Figure 6. AG promotes the binding of ARF3 to the WUS locus in vivo

(a) A diagram of the WUS genomic region with “+1” corresponding to the transcription start site. The gray, black and white rectangles represent the 5’ or 3’ untranslated regions, coding regions and introns or intergenic regions, respectively. The black lines indicate the regions examined in ChIP. The sequences of the putative ARF3 binding sites are also shown. (b) ARF3 occupancy at WUS and atIPT5 as determined by ChIP-qPCR. Anti-GFP antibody was used for ChIP, and “no antibody” served as the negative control.
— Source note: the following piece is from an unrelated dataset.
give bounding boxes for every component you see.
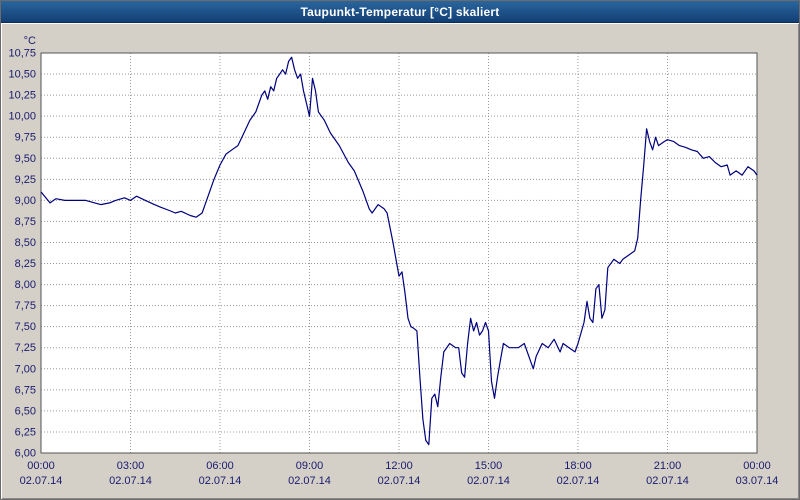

Error bars represent SD calculated from four biological replicates. Statistically significant changes are indicated by ★★ (p-value < 0.01). (c) Yeast one-hybrid analysis revealing the direct binding of ARF3 to WUSp2. Yeast strains containing WUSP2∷LacZ or WUSp4∷LacZ reporters were transformed with AD-ARF3 or AD vectors, respectively. Two independent transformants growing on selective medium (SD/-Leu) were selected for β-galactosidase assay.

Figure 7. A model of ARF3 in FM determinacy

ARF3 terminates the floral stem cells by directly or indirectly repressing WUS expression. Besides the direct repression of WUS by AG through the recruitment of PcG to WUS and the indirect repression of WUS through the activation of KNU expression (Sun et al., 2009; Liu et al., 2011), AG indirectly enhances ARF3 expression and promotes ARF3 binding to the WUS locus. As a target gene repressed by AP2, ARF3 partially mediates the FM maintenance function of AP2. Red and green arrows indicate positive and negative effects, respectively. Solid and dotted arrows indicate direct and indirect effects, respectively. ARF3 is likely to have a direct effect on WUS expression, but this has not been definitively proven in vivo, thus a dotted arrow is used.